Die Kartoffeln waschen, halbieren und mit Öl, Salz, Pfeffer und etwas Honig marinieren und in eine grosse Gratinform geben. Die Kartoffeln in der Mitte des Backofens bei 180 Grad für circa 40 bis 45 Minuten garen, sodass sie gar sind, aber noch nicht zu weich. Die TK Edamame in Salzwasser für 8 bis 10 Minuten kochen und dann kalt abschrecken, damit sie die hellgrüne Farbe bewahren.

2

Rucola waschen, trocken tupfen und grobe Stiele entfernen.
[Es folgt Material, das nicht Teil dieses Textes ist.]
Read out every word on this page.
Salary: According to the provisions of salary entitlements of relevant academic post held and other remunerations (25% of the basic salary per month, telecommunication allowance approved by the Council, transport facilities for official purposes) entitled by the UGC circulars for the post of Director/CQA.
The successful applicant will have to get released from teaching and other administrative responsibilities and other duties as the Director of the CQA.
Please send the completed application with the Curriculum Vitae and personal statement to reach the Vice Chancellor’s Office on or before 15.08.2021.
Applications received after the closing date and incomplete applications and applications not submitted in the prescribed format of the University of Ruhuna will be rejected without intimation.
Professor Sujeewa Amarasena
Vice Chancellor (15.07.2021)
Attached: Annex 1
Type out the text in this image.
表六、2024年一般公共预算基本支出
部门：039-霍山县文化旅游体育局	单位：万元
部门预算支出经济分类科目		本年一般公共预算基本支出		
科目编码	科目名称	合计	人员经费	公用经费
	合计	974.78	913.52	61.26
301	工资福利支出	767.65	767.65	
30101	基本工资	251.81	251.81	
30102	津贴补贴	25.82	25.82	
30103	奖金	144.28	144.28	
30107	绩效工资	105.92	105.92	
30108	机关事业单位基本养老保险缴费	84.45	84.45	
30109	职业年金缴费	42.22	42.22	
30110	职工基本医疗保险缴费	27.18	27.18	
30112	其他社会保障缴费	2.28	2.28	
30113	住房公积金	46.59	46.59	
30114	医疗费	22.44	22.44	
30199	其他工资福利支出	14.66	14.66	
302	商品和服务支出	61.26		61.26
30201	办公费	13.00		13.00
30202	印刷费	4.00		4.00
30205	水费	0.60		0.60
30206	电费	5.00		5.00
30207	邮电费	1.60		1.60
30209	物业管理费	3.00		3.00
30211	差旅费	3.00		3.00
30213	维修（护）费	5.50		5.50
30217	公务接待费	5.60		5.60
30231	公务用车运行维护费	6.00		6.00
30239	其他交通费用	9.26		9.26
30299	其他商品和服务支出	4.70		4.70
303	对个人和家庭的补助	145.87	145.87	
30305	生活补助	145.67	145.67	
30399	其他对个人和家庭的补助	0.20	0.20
Rucola, Nüsse und Parmesan in einer Küchenmaschine zu einem Pesto zerkleinern. Mit Salz und Pfeffer würzen und mit reichlich Oiivenöl auffüllen. Das Pesto kann – wenn es immer mit genügend Olivenöl bedeckt ist – einige Wochen im Kühlschrank aufbewahrt werden.

3

Das Pesto unter die gebackenen Kartoffeln mischen und die Edamame ebenfalls dazugeben. Pfefferminze waschen, trocken tupfen und sobald die Kartoffeln etwas abgekühlt sind auch untermischen. Mit gerösteten Pistazien garnieren und servieren.